Approximately 200 children and young adolescents (0-16 years of age) are diagnosed with cancer each year Cancer services for children and adolescents/young adults are an area of focus in the strategy. The new children’s hospital will provide the opportunity to establish an age-appropriate facility for adolescents and young adults with cancer.

The centralisation of surgical services for more cancers will be progressed to ensure that optimal treatment is provided and outcomes are improved.

Patient involvement in policy and service delivery will be promoted at local, regional and national levels. A Cancer Patient Advisory Committee will be established.

The current figure of about 150,000 cancer survivors will grow as cancer incidence grows and treatments improve. The strategy says there is a need to develop and implement survivorship programmes for patients with cancer. The emphasis should be on maximising the quality of life.

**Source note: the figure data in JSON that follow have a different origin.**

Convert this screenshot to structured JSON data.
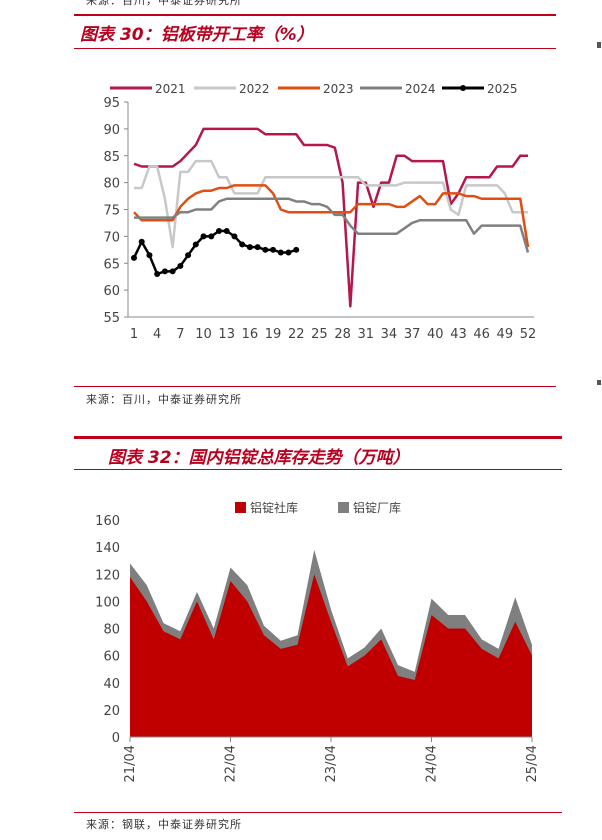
{
  "top_source": "来源：百川，中泰证券研究所",
  "fig30": {
    "title": "图表 30：铝板带开工率（%）",
    "source": "来源：百川，中泰证券研究所"
  },
  "fig32": {
    "title": "图表 32：国内铝锭总库存走势（万吨）",
    "source": "来源：钢联，中泰证券研究所"
  },
  "colors": {
    "accent": "#c0001a",
    "y2021": "#b5174b",
    "y2022": "#c8c8c8",
    "y2023": "#e04e12",
    "y2024": "#808080",
    "y2025": "#000000",
    "social": "#c00000",
    "factory": "#7f7f7f"
  },
  "chart_data": [
    {
      "type": "line",
      "title": "图表 30：铝板带开工率（%）",
      "ylim": [
        55,
        95
      ],
      "yticks": [
        55,
        60,
        65,
        70,
        75,
        80,
        85,
        90,
        95
      ],
      "xticks": [
        1,
        4,
        7,
        10,
        13,
        16,
        19,
        22,
        25,
        28,
        31,
        34,
        37,
        40,
        43,
        46,
        49,
        52
      ],
      "xlim": [
        1,
        52
      ],
      "legend_position": "top",
      "series": [
        {
          "name": "2021",
          "color": "#b5174b",
          "x": [
            1,
            2,
            3,
            4,
            5,
            6,
            7,
            8,
            9,
            10,
            11,
            12,
            13,
            14,
            15,
            16,
            17,
            18,
            19,
            20,
            21,
            22,
            23,
            24,
            25,
            26,
            27,
            28,
            29,
            30,
            31,
            32,
            33,
            34,
            35,
            36,
            37,
            38,
            39,
            40,
            41,
            42,
            43,
            44,
            45,
            46,
            47,
            48,
            49,
            50,
            51,
            52
          ],
          "values": [
            83.5,
            83,
            83,
            83,
            83,
            83,
            84,
            85.5,
            87,
            90,
            90,
            90,
            90,
            90,
            90,
            90,
            90,
            89,
            89,
            89,
            89,
            89,
            87,
            87,
            87,
            87,
            86.5,
            80,
            57,
            80,
            80,
            75.5,
            80,
            80,
            85,
            85,
            84,
            84,
            84,
            84,
            84,
            76,
            78,
            81,
            81,
            81,
            81,
            83,
            83,
            83,
            85,
            85
          ]
        },
        {
          "name": "2022",
          "color": "#c8c8c8",
          "x": [
            1,
            2,
            3,
            4,
            5,
            6,
            7,
            8,
            9,
            10,
            11,
            12,
            13,
            14,
            15,
            16,
            17,
            18,
            19,
            20,
            21,
            22,
            23,
            24,
            25,
            26,
            27,
            28,
            29,
            30,
            31,
            32,
            33,
            34,
            35,
            36,
            37,
            38,
            39,
            40,
            41,
            42,
            43,
            44,
            45,
            46,
            47,
            48,
            49,
            50,
            51,
            52
          ],
          "values": [
            79,
            79,
            83,
            83,
            77,
            68,
            82,
            82,
            84,
            84,
            84,
            81,
            81,
            78,
            78,
            78,
            78,
            81,
            81,
            81,
            81,
            81,
            81,
            81,
            81,
            81,
            81,
            81,
            81,
            81,
            79.5,
            79.5,
            79.5,
            79.5,
            79.5,
            80,
            80,
            80,
            80,
            80,
            80,
            75,
            74,
            79.5,
            79.5,
            79.5,
            79.5,
            79.5,
            78,
            74.5,
            74.5,
            74.5
          ]
        },
        {
          "name": "2023",
          "color": "#e04e12",
          "x": [
            1,
            2,
            3,
            4,
            5,
            6,
            7,
            8,
            9,
            10,
            11,
            12,
            13,
            14,
            15,
            16,
            17,
            18,
            19,
            20,
            21,
            22,
            23,
            24,
            25,
            26,
            27,
            28,
            29,
            30,
            31,
            32,
            33,
            34,
            35,
            36,
            37,
            38,
            39,
            40,
            41,
            42,
            43,
            44,
            45,
            46,
            47,
            48,
            49,
            50,
            51,
            52
          ],
          "values": [
            74.5,
            73,
            73,
            73,
            73,
            73,
            75.5,
            77,
            78,
            78.5,
            78.5,
            79,
            79,
            79.5,
            79.5,
            79.5,
            79.5,
            79.5,
            78,
            75,
            74.5,
            74.5,
            74.5,
            74.5,
            74.5,
            74.5,
            74.5,
            74.5,
            74.5,
            76,
            76,
            76,
            76,
            76,
            75.5,
            75.5,
            76.5,
            77.5,
            76,
            76,
            78,
            78,
            78,
            77.5,
            77.5,
            77,
            77,
            77,
            77,
            77,
            77,
            68
          ]
        },
        {
          "name": "2024",
          "color": "#808080",
          "x": [
            1,
            2,
            3,
            4,
            5,
            6,
            7,
            8,
            9,
            10,
            11,
            12,
            13,
            14,
            15,
            16,
            17,
            18,
            19,
            20,
            21,
            22,
            23,
            24,
            25,
            26,
            27,
            28,
            29,
            30,
            31,
            32,
            33,
            34,
            35,
            36,
            37,
            38,
            39,
            40,
            41,
            42,
            43,
            44,
            45,
            46,
            47,
            48,
            49,
            50,
            51,
            52
          ],
          "values": [
            73.5,
            73.5,
            73.5,
            73.5,
            73.5,
            73.5,
            74.5,
            74.5,
            75,
            75,
            75,
            76.5,
            77,
            77,
            77,
            77,
            77,
            77,
            77,
            77,
            77,
            76.5,
            76.5,
            76,
            76,
            75.5,
            74,
            74,
            72,
            70.5,
            70.5,
            70.5,
            70.5,
            70.5,
            70.5,
            71.5,
            72.5,
            73,
            73,
            73,
            73,
            73,
            73,
            73,
            70.5,
            72,
            72,
            72,
            72,
            72,
            72,
            67
          ]
        },
        {
          "name": "2025",
          "color": "#000000",
          "marker": "circle",
          "x": [
            1,
            2,
            3,
            4,
            5,
            6,
            7,
            8,
            9,
            10,
            11,
            12,
            13,
            14,
            15,
            16,
            17,
            18,
            19,
            20,
            21,
            22
          ],
          "values": [
            66,
            69,
            66.5,
            63,
            63.5,
            63.5,
            64.5,
            66.5,
            68.5,
            70,
            70,
            71,
            71,
            70,
            68.5,
            68,
            68,
            67.5,
            67.5,
            67,
            67,
            67.5
          ]
        }
      ]
    },
    {
      "type": "area",
      "title": "图表 32：国内铝锭总库存走势（万吨）",
      "stacked": true,
      "ylim": [
        0,
        160
      ],
      "yticks": [
        0,
        20,
        40,
        60,
        80,
        100,
        120,
        140,
        160
      ],
      "x": [
        "21/04",
        "21/06",
        "21/08",
        "21/10",
        "21/12",
        "22/02",
        "22/04",
        "22/06",
        "22/08",
        "22/10",
        "22/12",
        "23/02",
        "23/04",
        "23/06",
        "23/08",
        "23/10",
        "23/12",
        "24/02",
        "24/04",
        "24/06",
        "24/08",
        "24/10",
        "24/12",
        "25/02",
        "25/04"
      ],
      "x_tick_labels": [
        "21/04",
        "22/04",
        "23/04",
        "24/04",
        "25/04"
      ],
      "legend_position": "top",
      "series": [
        {
          "name": "铝锭社库",
          "color": "#c00000",
          "values": [
            118,
            100,
            78,
            72,
            100,
            72,
            115,
            100,
            75,
            65,
            68,
            120,
            85,
            52,
            60,
            72,
            45,
            42,
            90,
            80,
            80,
            65,
            58,
            85,
            60
          ]
        },
        {
          "name": "铝锭厂库",
          "color": "#7f7f7f",
          "values": [
            10,
            12,
            6,
            6,
            7,
            8,
            10,
            12,
            7,
            6,
            7,
            18,
            9,
            6,
            6,
            8,
            8,
            6,
            12,
            10,
            10,
            7,
            7,
            18,
            8
          ]
        }
      ]
    }
  ]
}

Patients will also be offered Patient Treatment and Summary Care Plans as part of their support that will guide them towards self-management of their care.

The recommendations of the strategy will be reviewed towards the end of 2021, at the mid-point of the Strategy period, to ensure that the aims and direction continue to be appropriate.

Tony O’Brien, Director General of the HSE, said: “In welcoming the third cancer strategy I am mindful of the enormous progress made under the previous strategies, evidenced by significantly improved survival rates. The HSE is fully committed to achieving similar levels of progress over the next decade. Our focus will be evolving our services,  developing new initiatives, enhancing clinical research and to further improve quality, treatment outcomes and survivorship for Irish cancer patients.”